I’d be lying if I said I wasn’t a bit apprehensive about the whole thing.  It’s a look at the darkest time in my life, and I actually felt a little violated at the thought of letting people read it. But one day I decided to try to read the book as a reader.  As I went through the pages I thought of all of the books I read after Avery died, of how I was looking for something to relate to and couldn’t find it.  There had to be hundreds, probably even thousands of people out there at that moment that were looking for the same thing and couldn’t find it. I wanted to put something out there that wasn’t so sugarcoated, something that was honest and raw and ugly, a book that mirrored what it was really like to lose my daughter.  So I sent it out to agents and publishers and hoped for the best.

Who is your target audience?

I think when people see a book about stillbirth their immediate reaction is that if they haven’t had a stillbirth, it’s not for them.  But this book is about more than stillbirth.  It’s a memoir, but I think it reads a lot like fiction.  It truly is a story about love and loss, two things every human being can relate to.  It’s also a story of resilience, about finding your way through darkness when it seems like there’s no way out.  It’ll probably bring out some tears, but I honestly think it’s a story that anyone, male or female, will find worth reading.

Is it scary to think that other people are going to get such a personal glimpse into your life?

A little bit.  It’s hard having my family and friends read it, because they tend to feel terrible when they find out how I really felt, like they should have done more.  Really, though, at the time the only thing that would have made me better was if my daughter hadn’t died.  No one could fix that.
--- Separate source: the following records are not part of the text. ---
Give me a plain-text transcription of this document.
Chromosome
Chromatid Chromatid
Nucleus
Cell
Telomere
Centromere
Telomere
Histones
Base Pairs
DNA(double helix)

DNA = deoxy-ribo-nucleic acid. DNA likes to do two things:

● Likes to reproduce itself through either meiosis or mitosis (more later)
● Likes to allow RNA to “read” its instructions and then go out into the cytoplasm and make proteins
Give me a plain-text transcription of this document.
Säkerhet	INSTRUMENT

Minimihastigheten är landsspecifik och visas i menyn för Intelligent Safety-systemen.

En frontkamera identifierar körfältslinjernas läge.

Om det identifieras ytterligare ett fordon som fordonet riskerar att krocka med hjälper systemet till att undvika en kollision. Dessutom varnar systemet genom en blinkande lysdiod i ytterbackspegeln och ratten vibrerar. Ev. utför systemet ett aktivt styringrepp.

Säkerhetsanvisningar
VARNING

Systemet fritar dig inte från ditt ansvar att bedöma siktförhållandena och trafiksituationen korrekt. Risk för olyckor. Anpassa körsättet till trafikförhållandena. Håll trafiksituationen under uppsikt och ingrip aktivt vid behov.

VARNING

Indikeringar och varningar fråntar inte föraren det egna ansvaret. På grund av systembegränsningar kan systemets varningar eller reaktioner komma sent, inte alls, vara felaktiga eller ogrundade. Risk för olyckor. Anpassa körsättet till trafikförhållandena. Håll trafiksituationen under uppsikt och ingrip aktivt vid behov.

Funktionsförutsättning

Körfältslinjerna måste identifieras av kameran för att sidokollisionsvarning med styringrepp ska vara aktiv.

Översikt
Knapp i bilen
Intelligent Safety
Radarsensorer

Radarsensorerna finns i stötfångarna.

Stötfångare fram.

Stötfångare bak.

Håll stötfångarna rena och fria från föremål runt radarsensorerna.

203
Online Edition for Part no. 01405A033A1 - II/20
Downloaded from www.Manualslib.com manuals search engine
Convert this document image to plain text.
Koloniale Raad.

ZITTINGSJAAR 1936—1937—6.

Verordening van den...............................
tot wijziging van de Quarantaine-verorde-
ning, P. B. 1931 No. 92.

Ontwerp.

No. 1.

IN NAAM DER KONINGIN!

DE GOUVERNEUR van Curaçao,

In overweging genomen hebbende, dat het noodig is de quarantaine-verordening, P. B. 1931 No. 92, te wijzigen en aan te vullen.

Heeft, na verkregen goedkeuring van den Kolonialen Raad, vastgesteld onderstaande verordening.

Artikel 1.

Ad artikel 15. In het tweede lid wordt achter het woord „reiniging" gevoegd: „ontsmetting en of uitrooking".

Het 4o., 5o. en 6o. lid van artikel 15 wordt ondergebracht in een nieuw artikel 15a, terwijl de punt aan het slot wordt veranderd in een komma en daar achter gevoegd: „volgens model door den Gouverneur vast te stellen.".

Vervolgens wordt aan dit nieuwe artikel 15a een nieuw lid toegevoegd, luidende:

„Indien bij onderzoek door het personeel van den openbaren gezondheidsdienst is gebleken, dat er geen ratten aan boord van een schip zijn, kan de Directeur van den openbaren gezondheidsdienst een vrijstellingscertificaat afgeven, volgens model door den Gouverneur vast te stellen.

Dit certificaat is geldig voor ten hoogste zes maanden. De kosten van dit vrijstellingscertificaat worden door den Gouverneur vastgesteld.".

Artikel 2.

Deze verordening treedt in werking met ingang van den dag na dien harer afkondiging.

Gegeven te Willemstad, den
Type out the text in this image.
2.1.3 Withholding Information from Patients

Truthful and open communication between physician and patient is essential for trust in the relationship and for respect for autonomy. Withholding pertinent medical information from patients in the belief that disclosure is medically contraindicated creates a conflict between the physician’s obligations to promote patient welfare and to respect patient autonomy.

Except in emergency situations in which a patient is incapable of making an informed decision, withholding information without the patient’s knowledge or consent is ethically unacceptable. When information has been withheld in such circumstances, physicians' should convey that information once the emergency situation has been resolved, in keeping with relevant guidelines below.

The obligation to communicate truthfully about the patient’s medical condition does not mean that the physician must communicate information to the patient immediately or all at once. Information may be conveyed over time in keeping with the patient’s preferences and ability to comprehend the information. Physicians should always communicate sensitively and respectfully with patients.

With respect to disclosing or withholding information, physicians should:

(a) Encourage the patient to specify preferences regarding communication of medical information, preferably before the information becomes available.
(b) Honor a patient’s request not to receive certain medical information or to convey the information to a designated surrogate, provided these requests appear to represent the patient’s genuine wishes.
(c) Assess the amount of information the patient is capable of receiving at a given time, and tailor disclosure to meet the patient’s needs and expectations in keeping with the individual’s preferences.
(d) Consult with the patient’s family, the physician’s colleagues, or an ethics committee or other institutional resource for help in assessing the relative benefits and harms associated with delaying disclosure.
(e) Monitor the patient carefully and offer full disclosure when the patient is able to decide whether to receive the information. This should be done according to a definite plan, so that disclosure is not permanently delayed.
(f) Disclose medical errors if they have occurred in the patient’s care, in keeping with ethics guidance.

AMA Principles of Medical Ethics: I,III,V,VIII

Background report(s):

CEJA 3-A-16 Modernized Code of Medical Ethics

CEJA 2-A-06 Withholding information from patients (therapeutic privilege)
It’s also a little weird to think that so many strangers will know so much about me.  But it’s very rewarding to think that my story might actually make a difference in someone’s life.

What should readers take away from your book?

I hope my readers will realize how strong the human spirit is, and that life can be beautiful even in the face of tragedy.  I hope that it helps people who have had a stillbirth feel less alone, and that it helps their friends and family understand what we really go through. I also hope it makes people realize how many of us there are.   I hate to be preachy, but in the U.S. alone, an estimated 26,000 babies are lost to stillbirth each year. Technically, if stillbirth were included in the leading causes of death in the U.S., it would rank 11th.  It’s such a taboo subject, something most people are afraid to talk about, yet it happens all the time.  And it can happen to anyone.

How do you spend your free time?

I have two small children, and they definitely take up most of my time.  But I also enjoy running, cooking, playing the piano, and reading, of course.  We also have a boat, and that tends to be my happy place in the summer.  There’s something about being out on the water that really puts me at peace.

Who are your favorite authors?

My literary taste is all over the place.  I taught English for a while, so I have a soft spot for the classics.  I love Orwell, Faulkner, and Hemingway, and two of my favorites from my high school days are Flaubert’s Madame Bovary and Upton Sinclair’s The Jungle. On the flip side, I’m a Sookie Stackhouse fan, I’ve read just about every book by Dean Koontz, I love Tom Wolfe and Jeanette Walls, and last summer I couldn’t put down The Secret History by Donna Tartt.

What are you reading right now?

Life After Life by Kate Atkinson.

Are you going to write another book?

I hope so.  I’ve always wanted to write fiction, and I’ve been tinkering around with various storylines trying to figure out my niche.  It’s hard with two preschoolers at home, but I’m determined to find the time.  Even if it takes me ten years to do it.